4. Impression et stockage
C’est au moment de l’impression des sujets que la fuite de 2011 était survenue : un employé chargé de la maintenance des imprimantes (extérieur à l’éducation nationale) avait ramené chez lui un sujet par erreur, trouvé par son fils, qui l’avait diffusé sur Internet. Depuis cet incident, les consignes de sécurité ont été renforcées et harmonisées entre les académies. Les sujets sont désormais imprimés dans chaque académie par des personnels de l’éducation nationale, signataires d’une charte de déontologie. Les sujets sont ensuite glissés dans des enveloppes opaques, cerclées de deux bandes de plastique qui se croisent. Le tout est ensuite plastifié avant d’être stocké.
- Le verrou : les sujets sont imprimés et mis sous pli dans des locaux académiques sécurisés, sans intervention extérieure. Le double conditionnement (enveloppe et plastique) n’est certes pas inviolable, mais il présente l’avantage de rendre très visible toute tentative de vol.
5. Acheminement et distribution
Les sujets sont distribués dans les centres d’examens quelques jours avant le bac. Ils sont conservés dans un coffre-fort jusqu’aux épreuves.
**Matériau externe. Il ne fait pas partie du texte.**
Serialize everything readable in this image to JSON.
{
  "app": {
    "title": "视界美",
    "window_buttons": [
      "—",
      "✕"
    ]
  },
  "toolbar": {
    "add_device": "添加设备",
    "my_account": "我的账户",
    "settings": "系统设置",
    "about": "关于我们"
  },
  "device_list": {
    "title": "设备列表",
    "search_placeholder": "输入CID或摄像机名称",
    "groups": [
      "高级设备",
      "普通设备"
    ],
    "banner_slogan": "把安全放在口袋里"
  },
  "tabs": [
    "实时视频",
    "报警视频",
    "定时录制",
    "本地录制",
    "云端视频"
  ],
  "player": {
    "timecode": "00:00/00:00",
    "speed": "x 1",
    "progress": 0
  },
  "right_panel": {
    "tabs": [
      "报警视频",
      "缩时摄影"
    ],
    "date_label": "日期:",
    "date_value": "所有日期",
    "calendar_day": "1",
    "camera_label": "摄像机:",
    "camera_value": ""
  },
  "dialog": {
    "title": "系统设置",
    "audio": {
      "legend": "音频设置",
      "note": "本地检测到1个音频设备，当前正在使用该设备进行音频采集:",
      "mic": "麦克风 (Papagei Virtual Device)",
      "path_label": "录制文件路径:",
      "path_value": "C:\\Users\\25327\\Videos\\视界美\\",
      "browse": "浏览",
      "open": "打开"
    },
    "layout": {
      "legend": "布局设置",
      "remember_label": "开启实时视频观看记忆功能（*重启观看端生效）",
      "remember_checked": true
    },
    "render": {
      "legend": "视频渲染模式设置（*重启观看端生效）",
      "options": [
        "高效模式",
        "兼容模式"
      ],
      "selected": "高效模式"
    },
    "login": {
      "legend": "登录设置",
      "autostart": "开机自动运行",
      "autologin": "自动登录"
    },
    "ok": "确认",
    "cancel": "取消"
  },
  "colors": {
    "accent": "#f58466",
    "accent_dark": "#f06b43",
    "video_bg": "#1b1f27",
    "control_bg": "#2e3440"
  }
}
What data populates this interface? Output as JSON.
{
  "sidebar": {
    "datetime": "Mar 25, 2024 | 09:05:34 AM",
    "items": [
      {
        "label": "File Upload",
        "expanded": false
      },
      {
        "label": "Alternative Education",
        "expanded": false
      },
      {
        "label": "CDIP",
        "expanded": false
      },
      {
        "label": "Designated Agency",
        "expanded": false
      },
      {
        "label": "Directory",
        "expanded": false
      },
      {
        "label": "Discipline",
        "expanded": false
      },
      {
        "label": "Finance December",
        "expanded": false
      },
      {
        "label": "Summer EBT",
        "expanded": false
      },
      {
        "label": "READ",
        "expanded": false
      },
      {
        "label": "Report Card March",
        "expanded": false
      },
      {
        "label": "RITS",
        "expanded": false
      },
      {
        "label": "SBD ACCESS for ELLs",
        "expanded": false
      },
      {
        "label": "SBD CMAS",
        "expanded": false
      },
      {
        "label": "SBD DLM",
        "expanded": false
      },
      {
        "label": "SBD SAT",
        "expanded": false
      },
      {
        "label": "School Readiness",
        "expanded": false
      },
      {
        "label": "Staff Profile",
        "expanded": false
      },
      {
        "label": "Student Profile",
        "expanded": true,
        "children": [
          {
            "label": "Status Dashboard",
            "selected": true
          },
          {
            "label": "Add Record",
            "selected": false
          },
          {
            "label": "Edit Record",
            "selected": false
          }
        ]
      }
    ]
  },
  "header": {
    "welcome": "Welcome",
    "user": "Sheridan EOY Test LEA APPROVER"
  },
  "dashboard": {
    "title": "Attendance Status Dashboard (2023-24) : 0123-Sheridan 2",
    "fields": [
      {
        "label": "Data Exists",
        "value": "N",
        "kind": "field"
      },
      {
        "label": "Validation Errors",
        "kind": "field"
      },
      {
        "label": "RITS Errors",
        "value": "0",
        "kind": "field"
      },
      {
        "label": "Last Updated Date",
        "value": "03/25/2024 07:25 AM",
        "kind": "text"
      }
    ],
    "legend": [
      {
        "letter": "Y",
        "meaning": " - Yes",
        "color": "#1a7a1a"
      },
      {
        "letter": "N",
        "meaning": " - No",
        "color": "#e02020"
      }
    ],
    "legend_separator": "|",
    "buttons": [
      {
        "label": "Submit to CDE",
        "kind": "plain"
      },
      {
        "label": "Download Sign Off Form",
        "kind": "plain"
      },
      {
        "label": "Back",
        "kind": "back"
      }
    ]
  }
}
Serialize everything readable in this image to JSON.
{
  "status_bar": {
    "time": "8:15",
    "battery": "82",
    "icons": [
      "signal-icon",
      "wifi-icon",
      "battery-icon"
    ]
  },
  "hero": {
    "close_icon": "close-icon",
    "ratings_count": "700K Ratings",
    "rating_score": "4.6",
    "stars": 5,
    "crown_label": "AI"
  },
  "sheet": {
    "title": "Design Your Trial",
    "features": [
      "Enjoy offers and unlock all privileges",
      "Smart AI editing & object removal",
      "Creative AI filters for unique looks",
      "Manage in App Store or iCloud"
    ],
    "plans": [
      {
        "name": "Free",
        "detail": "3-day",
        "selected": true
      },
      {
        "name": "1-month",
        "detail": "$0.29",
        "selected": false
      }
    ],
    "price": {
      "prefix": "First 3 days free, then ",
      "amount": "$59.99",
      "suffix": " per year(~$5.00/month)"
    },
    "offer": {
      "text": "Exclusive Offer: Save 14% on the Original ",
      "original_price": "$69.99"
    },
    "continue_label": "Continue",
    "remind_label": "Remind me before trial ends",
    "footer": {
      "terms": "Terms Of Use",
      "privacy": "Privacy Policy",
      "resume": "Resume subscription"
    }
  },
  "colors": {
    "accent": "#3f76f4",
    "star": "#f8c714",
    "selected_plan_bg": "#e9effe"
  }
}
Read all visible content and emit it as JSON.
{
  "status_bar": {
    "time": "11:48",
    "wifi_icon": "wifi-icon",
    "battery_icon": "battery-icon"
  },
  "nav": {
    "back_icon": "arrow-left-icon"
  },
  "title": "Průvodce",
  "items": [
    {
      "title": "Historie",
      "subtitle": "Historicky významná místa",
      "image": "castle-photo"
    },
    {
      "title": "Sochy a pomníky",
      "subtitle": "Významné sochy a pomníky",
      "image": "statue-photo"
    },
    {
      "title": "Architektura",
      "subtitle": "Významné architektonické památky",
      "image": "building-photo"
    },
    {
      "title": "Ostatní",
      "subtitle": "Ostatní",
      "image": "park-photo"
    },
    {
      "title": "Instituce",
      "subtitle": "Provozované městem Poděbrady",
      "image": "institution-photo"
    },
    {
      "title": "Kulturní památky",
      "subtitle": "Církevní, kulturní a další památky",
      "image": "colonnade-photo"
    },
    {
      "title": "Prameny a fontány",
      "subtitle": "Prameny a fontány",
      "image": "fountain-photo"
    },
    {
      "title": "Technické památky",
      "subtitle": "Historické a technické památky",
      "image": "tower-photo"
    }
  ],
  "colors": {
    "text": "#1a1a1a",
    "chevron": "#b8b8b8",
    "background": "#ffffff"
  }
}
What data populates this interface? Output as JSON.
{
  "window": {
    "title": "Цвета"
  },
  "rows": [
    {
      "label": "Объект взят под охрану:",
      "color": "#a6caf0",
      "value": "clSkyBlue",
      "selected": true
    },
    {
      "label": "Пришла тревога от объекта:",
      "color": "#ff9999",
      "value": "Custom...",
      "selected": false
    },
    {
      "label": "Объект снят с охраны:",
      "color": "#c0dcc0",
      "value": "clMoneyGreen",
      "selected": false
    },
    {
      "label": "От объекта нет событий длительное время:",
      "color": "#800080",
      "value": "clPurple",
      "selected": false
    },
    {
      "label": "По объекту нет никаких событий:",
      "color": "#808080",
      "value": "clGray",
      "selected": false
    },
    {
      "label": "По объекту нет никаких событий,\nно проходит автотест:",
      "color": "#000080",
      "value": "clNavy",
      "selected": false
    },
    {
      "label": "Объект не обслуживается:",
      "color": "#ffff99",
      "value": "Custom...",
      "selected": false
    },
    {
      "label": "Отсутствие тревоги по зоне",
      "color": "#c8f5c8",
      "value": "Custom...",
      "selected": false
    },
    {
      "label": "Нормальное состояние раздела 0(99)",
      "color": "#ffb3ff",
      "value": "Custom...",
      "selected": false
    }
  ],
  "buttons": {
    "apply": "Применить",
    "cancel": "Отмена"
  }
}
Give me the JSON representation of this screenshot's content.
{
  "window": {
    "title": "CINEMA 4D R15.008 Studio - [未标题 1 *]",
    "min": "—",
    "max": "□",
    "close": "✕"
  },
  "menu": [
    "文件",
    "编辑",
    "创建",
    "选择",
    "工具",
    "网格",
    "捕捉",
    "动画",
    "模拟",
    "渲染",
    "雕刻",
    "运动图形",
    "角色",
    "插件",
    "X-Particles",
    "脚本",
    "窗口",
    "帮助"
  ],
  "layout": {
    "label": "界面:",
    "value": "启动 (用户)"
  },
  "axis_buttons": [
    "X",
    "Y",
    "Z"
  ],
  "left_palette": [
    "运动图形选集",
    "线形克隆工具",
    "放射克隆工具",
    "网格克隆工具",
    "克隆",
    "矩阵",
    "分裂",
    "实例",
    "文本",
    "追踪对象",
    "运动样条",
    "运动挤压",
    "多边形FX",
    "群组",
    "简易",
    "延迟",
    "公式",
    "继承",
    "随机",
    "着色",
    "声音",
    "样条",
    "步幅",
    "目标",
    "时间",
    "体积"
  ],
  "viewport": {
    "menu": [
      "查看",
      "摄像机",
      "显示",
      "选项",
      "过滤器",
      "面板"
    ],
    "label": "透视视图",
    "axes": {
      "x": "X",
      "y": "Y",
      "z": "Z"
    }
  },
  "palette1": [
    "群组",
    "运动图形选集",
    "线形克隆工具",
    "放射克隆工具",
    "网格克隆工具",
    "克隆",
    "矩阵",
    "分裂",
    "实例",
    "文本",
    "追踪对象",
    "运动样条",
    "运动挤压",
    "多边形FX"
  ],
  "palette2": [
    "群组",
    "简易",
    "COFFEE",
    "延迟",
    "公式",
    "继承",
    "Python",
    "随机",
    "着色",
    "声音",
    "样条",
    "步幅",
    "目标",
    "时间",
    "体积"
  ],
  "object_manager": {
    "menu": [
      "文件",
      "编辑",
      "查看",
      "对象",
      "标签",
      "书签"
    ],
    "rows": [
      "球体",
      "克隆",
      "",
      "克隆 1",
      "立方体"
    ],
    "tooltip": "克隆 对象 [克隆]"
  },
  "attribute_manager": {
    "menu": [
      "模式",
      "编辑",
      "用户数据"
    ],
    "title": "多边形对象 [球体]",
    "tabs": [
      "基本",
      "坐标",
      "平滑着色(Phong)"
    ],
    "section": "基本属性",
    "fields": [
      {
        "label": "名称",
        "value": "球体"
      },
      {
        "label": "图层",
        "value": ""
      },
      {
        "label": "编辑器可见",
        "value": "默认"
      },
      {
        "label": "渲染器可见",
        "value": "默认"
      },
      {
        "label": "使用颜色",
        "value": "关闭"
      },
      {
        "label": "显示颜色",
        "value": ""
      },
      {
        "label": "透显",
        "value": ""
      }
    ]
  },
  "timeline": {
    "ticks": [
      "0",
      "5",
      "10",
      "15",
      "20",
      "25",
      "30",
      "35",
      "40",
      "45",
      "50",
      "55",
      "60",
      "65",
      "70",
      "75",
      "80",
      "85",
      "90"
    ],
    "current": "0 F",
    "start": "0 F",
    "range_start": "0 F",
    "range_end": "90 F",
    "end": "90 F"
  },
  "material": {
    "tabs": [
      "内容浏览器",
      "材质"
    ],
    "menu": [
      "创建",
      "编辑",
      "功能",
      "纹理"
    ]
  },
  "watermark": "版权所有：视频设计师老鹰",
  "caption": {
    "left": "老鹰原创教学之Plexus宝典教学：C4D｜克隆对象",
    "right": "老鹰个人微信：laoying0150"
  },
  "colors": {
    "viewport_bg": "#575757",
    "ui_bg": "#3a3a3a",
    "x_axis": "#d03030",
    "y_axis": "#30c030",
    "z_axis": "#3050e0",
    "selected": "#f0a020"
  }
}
Le jour J, toutes les enveloppes sont décachetées en même temps partout en France et en présence des candidats.
- Le verrou : seuls le chef d’établissement et son adjoint ont accès aux sujets et eux-mêmes n’en connaissent pas le contenu. Ils le découvriront en même temps que les candidats.
Le sujet de secours, un précieux joker
Chaque année, entre dix et vingt sujets de secours sont utilisés à l’insu des candidats. « Le plus souvent, c’est à cause d’un paquet de sujets perdu ou ouvert trop tôt, révèle le directeur de la Maison des examens, Vincent Goudet. La plupart du temps, cela vient d’une erreur d’un personnel de l’éducation nationale. » Au moindre doute, une alerte est lancée à la Direction générale de l’enseignement scolaire (Dgesco). Elle applique le plus souvent le principe de précaution, en recourant au sujet de secours. Conservé dans son académie d’origine, celui-ci nécessite 36 à 48 heures pour parvenir à tous les centres d’examens. Il n’est donc utilisable que si l’alerte est donnée à temps. Sinon, l’épreuve peut être reportée, voire annulée si la fuite est découverte après coup. C’est ce qui s’est passé en 2011 : l’exercice diffusé sur Internet à la veille de l’épreuve était bien dans le sujet soumis aux candidats. Mais à la correction, il a été annulé, et les copies ont été notées sur le reste des exercices.
Cet article a fait l’objet d’une première publication à l’occasion du bac 2015. Vincent Goudet nous ayant confirmé que la procédure n’a pas été évolué depuis, nous le republions cette année.